Our feet want to help us so we don’t overcommit when we step on unstable surfaces in order to avoid spraining an ankle, injuring a knee, or falling.
Our feet also want to keep us from landing too hard so our ankles, knees, hips, and low back don’t take a beating.
Our feet want us to notice that wasp on our right foot before it has a chance to sting us.
Our feet want to help us learn about how we’re moving through the world.
Our feet want to keep us safe.
But sometimes we get too focused on protecting our feet. We keep our feet in shoes. And those shoes often have thick soles and lots of cushion. On top of that we wear socks.
All these layers between your feet and the ground get in the way of your feet being able to sense the ground.
As a result, your feet can’t as easily tell where they are in space. And if your feet don’t know where they’re at then the rest of your body won’t really know either. This can be problematic.
Wearing shoes and socks all the time simply gets in the way of your feet communicating with your brain. It gets in the way of your feet fulfilling their protector role.
Your feet can then forget how to help you navigate your world safely. This can lead to your feet feeling very unhappy.
To help keep your feet happy just kick off your shoes and walk around. Bonus points if you can do this outdoors. Just make sure where you’re walking is free of broken glass and rusty nails and such.
Breathe and feel the grass under your feet. Feel those little stones and twigs. If you haven’t been barefoot in awhile you might just wince a bit walking over a bit of gravel.
Notice how your whole body wants to work to lighten your step. Why? Because your foot is telling your brain that it would be helpful. So your brain recruits the rest of your body to assist.
Wearing shoes dulls this communication neuro-pathway because the feet aren’t able to feel the ground. Your feet have little to sense and report to the brain.

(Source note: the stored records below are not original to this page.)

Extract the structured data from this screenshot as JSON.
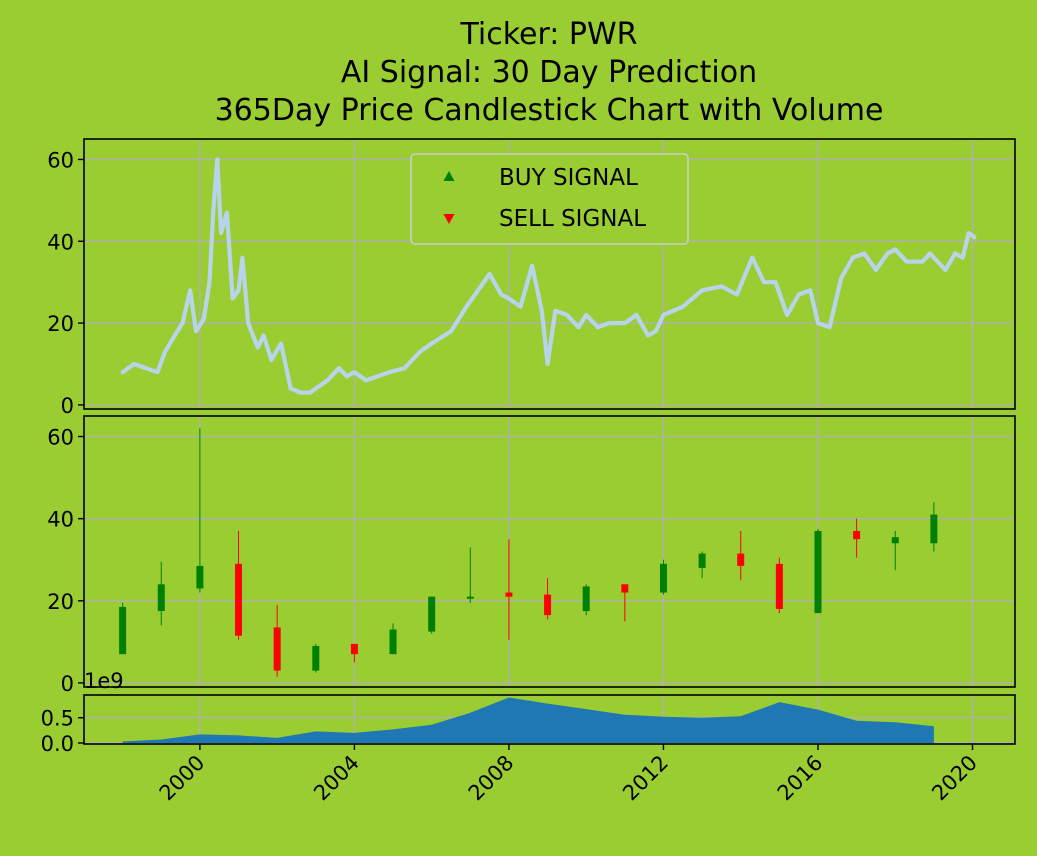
{
  "colors": {
    "background": "#9acd32",
    "price_line": "#b8d4ea",
    "up_candle": "#008000",
    "down_candle": "#ff0000",
    "volume_fill": "#1f77b4",
    "grid": "#b0b0b0",
    "buy_marker": "#008000",
    "sell_marker": "#ff0000"
  },
  "chart_data": {
    "type": "candlestick",
    "title": [
      "Ticker: PWR",
      "AI Signal: 30 Day Prediction",
      "365Day Price Candlestick Chart with Volume"
    ],
    "xlim": [
      1997.0,
      2021.1
    ],
    "x_ticks": [
      2000,
      2004,
      2008,
      2012,
      2016,
      2020
    ],
    "x_tick_labels": [
      "2000",
      "2004",
      "2008",
      "2012",
      "2016",
      "2020"
    ],
    "grid": true,
    "legend": {
      "placement": "upper center",
      "entries": [
        {
          "label": "BUY SIGNAL",
          "marker": "triangle-up",
          "color": "#008000"
        },
        {
          "label": "SELL SIGNAL",
          "marker": "triangle-down",
          "color": "#ff0000"
        }
      ]
    },
    "price_panel": {
      "ylim": [
        -1,
        65
      ],
      "y_ticks": [
        0,
        20,
        40,
        60
      ],
      "y_tick_labels": [
        "0",
        "20",
        "40",
        "60"
      ],
      "series": {
        "x": [
          1998.0,
          1998.3,
          1998.6,
          1998.9,
          1999.1,
          1999.35,
          1999.55,
          1999.75,
          1999.9,
          2000.1,
          2000.25,
          2000.35,
          2000.45,
          2000.55,
          2000.7,
          2000.85,
          2001.0,
          2001.1,
          2001.25,
          2001.5,
          2001.65,
          2001.85,
          2002.1,
          2002.35,
          2002.6,
          2002.85,
          2003.0,
          2003.3,
          2003.6,
          2003.8,
          2004.0,
          2004.3,
          2004.6,
          2004.9,
          2005.3,
          2005.7,
          2006.0,
          2006.5,
          2006.9,
          2007.2,
          2007.5,
          2007.8,
          2008.0,
          2008.3,
          2008.6,
          2008.85,
          2009.0,
          2009.2,
          2009.5,
          2009.8,
          2010.0,
          2010.3,
          2010.6,
          2011.0,
          2011.3,
          2011.6,
          2011.8,
          2012.0,
          2012.5,
          2013.0,
          2013.5,
          2013.9,
          2014.3,
          2014.6,
          2014.9,
          2015.2,
          2015.5,
          2015.8,
          2016.0,
          2016.3,
          2016.6,
          2016.9,
          2017.2,
          2017.5,
          2017.8,
          2018.0,
          2018.3,
          2018.7,
          2018.9,
          2019.1,
          2019.3,
          2019.55,
          2019.75,
          2019.9,
          2020.05
        ],
        "y": [
          8,
          10,
          9,
          8,
          13,
          17,
          20,
          28,
          18,
          21,
          30,
          48,
          60,
          42,
          47,
          26,
          28,
          36,
          20,
          14,
          17,
          11,
          15,
          4,
          3,
          3,
          4,
          6,
          9,
          7,
          8,
          6,
          7,
          8,
          9,
          13,
          15,
          18,
          24,
          28,
          32,
          27,
          26,
          24,
          34,
          23,
          10,
          23,
          22,
          19,
          22,
          19,
          20,
          20,
          22,
          17,
          18,
          22,
          24,
          28,
          29,
          27,
          36,
          30,
          30,
          22,
          27,
          28,
          20,
          19,
          31,
          36,
          37,
          33,
          37,
          38,
          35,
          35,
          37,
          35,
          33,
          37,
          36,
          42,
          41
        ]
      },
      "buy_signals": [],
      "sell_signals": []
    },
    "candle_panel": {
      "ylim": [
        -1,
        65
      ],
      "y_ticks": [
        0,
        20,
        40,
        60
      ],
      "y_tick_labels": [
        "0",
        "20",
        "40",
        "60"
      ],
      "candles": [
        {
          "x": 1998.0,
          "open": 7,
          "high": 19.5,
          "low": 7,
          "close": 18.5
        },
        {
          "x": 1999.0,
          "open": 17.5,
          "high": 29.5,
          "low": 14,
          "close": 24
        },
        {
          "x": 2000.0,
          "open": 23,
          "high": 62,
          "low": 22,
          "close": 28.5
        },
        {
          "x": 2001.0,
          "open": 29,
          "high": 37,
          "low": 10.5,
          "close": 11.5
        },
        {
          "x": 2002.0,
          "open": 13.5,
          "high": 19,
          "low": 1.5,
          "close": 3
        },
        {
          "x": 2003.0,
          "open": 3,
          "high": 9.5,
          "low": 2.5,
          "close": 9
        },
        {
          "x": 2004.0,
          "open": 9.5,
          "high": 9.5,
          "low": 5,
          "close": 7
        },
        {
          "x": 2005.0,
          "open": 7,
          "high": 14.5,
          "low": 7,
          "close": 13
        },
        {
          "x": 2006.0,
          "open": 12.5,
          "high": 21,
          "low": 12,
          "close": 21
        },
        {
          "x": 2007.0,
          "open": 20.5,
          "high": 33,
          "low": 19.5,
          "close": 21
        },
        {
          "x": 2008.0,
          "open": 22,
          "high": 35,
          "low": 10.5,
          "close": 21
        },
        {
          "x": 2009.0,
          "open": 21.5,
          "high": 25.5,
          "low": 15.5,
          "close": 16.5
        },
        {
          "x": 2010.0,
          "open": 17.5,
          "high": 24,
          "low": 16.5,
          "close": 23.5
        },
        {
          "x": 2011.0,
          "open": 24,
          "high": 24,
          "low": 15,
          "close": 22
        },
        {
          "x": 2012.0,
          "open": 22,
          "high": 30,
          "low": 21.5,
          "close": 29
        },
        {
          "x": 2013.0,
          "open": 28,
          "high": 32,
          "low": 25.5,
          "close": 31.5
        },
        {
          "x": 2014.0,
          "open": 31.5,
          "high": 37,
          "low": 25,
          "close": 28.5
        },
        {
          "x": 2015.0,
          "open": 29,
          "high": 30.5,
          "low": 17,
          "close": 18
        },
        {
          "x": 2016.0,
          "open": 17,
          "high": 37.5,
          "low": 17,
          "close": 37
        },
        {
          "x": 2017.0,
          "open": 37,
          "high": 40,
          "low": 30.5,
          "close": 35
        },
        {
          "x": 2018.0,
          "open": 34,
          "high": 37,
          "low": 27.5,
          "close": 35.5
        },
        {
          "x": 2019.0,
          "open": 34,
          "high": 44,
          "low": 32,
          "close": 41
        }
      ]
    },
    "volume_panel": {
      "ylim": [
        -0.02,
        0.95
      ],
      "y_ticks": [
        0.0,
        0.5
      ],
      "y_tick_labels": [
        "0.0",
        "0.5"
      ],
      "scale_label": "1e9",
      "x": [
        1998.0,
        1999.0,
        2000.0,
        2001.0,
        2002.0,
        2003.0,
        2004.0,
        2005.0,
        2006.0,
        2007.0,
        2008.0,
        2009.0,
        2010.0,
        2011.0,
        2012.0,
        2013.0,
        2014.0,
        2015.0,
        2016.0,
        2017.0,
        2018.0,
        2019.0
      ],
      "values": [
        0.03,
        0.07,
        0.17,
        0.15,
        0.1,
        0.23,
        0.2,
        0.27,
        0.36,
        0.6,
        0.9,
        0.78,
        0.67,
        0.56,
        0.52,
        0.5,
        0.53,
        0.81,
        0.66,
        0.44,
        0.41,
        0.33
      ]
    }
  }
}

Now if you haven’t walked barefoot in awhile you’ll want to ease into this practice. Maybe start with 10 minutes and then put your shoes back on.
If you're paying attention you'll notice your gait is a bit smoother and your step a bit lighter after your barefoot session. Even with your shoes back on.
Practice gradual progress as you build up your barefoot time.
Our feet are truly wondrously designed. Along with all those sensory nerve endings each foot contains 26 bones —a quarter of all the bones in the body — which work together to form 33 joints. Each foot also has over 100 muscles and tendons and lots of fascia.
The more we can feel our feet the more all those bones and joints and connective tissues can perform optimally. This makes our feet happy.
And when our feet feel happy and safe to move it has a direct and positive affect on the rest of our body.
Leonardo da Vinci said, “The human foot is a masterpiece of engineering and a work of art.”
Explore your foot masterpieces.
Learn what each barefoot step has to teach you.
I think you’ll be glad you did.
*If you’re diabetic or have peripheral neuropathy then going barefoot is something you really need to talk with your physician about. It’s generally not recommended. A self massage device like this one might be an alternative way to help keep your feet happier. Again, talk with your physician about using one.